Liberating links between datasets using lightweight data publishing: an example using IPNI and the taxonomic literature

I've written a short paper entitled "Liberating links between datasets using lightweight data publishing: an example using plant names and the taxonomic literature" (phew) and put a preprint on bioRxiv ( while I figure out where to publish it. Here's the abstract:

Constructing a biodiversity knowledge graph will require making millions of cross links between diversity entities in different datasets. Researchers trying to bootstrap the growth of the biodiversity knowledge graph by constructing databases of links between these entities lack obvious ways to publish these sets of links. One appealing and lightweight approach is to create a "datasette", a database that is wrapped together with a simple web server that enables users to query the data. Datasettes can be packaged into Docker containers and hosted online with minimal effort. This approach is illustrated using a dataset of links between globally unique identifiers for plant taxonomic names, and identifiers for the taxonomic articles that published those names.

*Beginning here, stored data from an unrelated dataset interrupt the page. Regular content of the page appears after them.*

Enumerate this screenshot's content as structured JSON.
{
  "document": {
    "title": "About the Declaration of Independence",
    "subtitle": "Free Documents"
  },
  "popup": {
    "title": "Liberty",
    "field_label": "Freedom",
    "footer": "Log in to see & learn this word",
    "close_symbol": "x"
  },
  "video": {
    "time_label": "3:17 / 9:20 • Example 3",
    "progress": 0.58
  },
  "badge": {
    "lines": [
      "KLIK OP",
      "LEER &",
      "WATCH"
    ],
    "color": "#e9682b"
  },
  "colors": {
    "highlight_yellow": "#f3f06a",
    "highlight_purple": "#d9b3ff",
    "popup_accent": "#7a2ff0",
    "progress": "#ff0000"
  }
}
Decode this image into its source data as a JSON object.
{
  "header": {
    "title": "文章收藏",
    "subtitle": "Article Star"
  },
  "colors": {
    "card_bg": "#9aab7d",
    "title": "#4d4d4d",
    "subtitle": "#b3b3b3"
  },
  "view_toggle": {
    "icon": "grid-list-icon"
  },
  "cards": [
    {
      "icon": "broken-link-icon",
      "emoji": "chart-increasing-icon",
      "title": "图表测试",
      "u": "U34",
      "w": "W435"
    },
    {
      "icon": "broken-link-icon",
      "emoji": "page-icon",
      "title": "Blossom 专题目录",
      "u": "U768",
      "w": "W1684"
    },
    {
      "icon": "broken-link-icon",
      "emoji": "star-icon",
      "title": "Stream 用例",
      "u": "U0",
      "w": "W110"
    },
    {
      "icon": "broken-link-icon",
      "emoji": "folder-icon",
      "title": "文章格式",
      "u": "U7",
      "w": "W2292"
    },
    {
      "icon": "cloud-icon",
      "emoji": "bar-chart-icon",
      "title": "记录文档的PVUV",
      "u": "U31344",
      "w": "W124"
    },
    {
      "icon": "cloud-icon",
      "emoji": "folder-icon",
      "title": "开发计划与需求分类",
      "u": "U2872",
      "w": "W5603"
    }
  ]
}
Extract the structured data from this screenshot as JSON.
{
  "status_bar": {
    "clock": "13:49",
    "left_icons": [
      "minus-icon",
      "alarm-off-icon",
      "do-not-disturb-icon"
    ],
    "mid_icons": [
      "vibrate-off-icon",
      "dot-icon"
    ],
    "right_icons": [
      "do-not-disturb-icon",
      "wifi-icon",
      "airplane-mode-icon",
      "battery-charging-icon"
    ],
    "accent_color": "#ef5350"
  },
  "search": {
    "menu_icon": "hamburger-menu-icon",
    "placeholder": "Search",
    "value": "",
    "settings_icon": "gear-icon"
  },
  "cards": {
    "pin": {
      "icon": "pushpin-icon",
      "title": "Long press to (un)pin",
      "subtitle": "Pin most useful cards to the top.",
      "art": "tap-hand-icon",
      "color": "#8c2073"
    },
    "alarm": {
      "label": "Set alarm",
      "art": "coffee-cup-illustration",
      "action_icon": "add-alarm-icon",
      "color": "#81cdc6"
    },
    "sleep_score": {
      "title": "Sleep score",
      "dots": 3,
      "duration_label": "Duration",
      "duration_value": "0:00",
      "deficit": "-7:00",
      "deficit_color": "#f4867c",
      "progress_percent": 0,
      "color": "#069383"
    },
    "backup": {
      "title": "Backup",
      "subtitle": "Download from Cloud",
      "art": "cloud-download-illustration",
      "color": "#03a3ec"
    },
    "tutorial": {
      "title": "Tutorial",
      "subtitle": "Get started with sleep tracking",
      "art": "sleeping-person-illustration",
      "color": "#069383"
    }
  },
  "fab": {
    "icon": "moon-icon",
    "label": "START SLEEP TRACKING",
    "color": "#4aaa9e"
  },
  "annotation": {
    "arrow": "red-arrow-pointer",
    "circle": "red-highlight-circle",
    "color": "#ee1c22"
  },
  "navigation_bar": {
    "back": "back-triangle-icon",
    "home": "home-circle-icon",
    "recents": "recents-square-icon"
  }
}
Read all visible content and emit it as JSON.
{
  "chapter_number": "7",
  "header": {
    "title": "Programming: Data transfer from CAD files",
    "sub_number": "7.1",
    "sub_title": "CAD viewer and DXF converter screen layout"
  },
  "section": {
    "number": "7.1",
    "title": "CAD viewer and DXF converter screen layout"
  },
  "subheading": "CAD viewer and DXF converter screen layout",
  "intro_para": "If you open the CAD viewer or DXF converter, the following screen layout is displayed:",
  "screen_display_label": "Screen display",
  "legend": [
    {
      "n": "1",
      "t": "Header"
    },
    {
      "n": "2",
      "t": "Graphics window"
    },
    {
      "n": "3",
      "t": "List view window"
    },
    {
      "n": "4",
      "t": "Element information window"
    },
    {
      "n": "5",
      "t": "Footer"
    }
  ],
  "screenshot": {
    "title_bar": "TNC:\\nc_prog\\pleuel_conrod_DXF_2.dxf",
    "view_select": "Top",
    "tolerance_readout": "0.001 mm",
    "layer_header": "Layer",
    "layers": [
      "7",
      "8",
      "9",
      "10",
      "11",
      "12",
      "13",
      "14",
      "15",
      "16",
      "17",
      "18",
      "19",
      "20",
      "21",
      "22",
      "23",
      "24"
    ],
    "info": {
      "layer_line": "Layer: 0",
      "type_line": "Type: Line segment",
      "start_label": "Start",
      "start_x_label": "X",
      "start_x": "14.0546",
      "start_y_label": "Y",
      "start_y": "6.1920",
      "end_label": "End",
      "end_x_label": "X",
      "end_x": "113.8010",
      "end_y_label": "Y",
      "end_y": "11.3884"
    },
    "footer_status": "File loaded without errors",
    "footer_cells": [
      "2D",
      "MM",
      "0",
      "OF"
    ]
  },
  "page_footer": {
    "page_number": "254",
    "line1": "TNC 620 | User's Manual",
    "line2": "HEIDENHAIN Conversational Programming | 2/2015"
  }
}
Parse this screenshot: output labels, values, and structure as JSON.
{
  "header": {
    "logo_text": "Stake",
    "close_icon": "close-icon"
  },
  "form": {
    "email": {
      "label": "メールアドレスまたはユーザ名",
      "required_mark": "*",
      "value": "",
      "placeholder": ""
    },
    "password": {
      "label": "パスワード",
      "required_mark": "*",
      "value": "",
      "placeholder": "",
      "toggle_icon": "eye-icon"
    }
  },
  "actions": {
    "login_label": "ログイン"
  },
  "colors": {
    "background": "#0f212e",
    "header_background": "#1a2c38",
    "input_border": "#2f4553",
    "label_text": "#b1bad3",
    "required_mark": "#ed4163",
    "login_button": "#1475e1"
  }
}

In some ways the paper is simply a record of me trying to figure out how to publish a project that I've been working on for several years, namely linking names from BioNames. The preprint discusses various options, before settling on "datasettes", which is a nice method developed by Simon Willison (@simonw) to wrap up simple databases with their own web server and query API and make them accessible on the web. These can run on a local machine, or be packaged up as a Docker container, which is what I've done. You play with the database here: If this link is offline, then you can grab the container here and run it yourself. If, like me, you're new to Docker, then I recommend grabbing a copy of Kitematic.

The datasette interface is simple but gives you lots of freedom to explore the data.


For example, you have ability to query the data using SQL, e.g.:


One advantage of this approach is that the data is more accessible. I could just dump the database somewhere but then you'd have to download a large file and figure out how query it. This way, you can play with it straight away. It also means people can make use of it before I make up my mind how best to package it (for example, as part of a larger database of eukaryote names). This is one of the main motivations behind the paper, how to avoid the trap of spending years cleaning and augmenting data and not making it available to others because of the overhead of building a web site around the data. I may look at liberating some other datasets using this approach.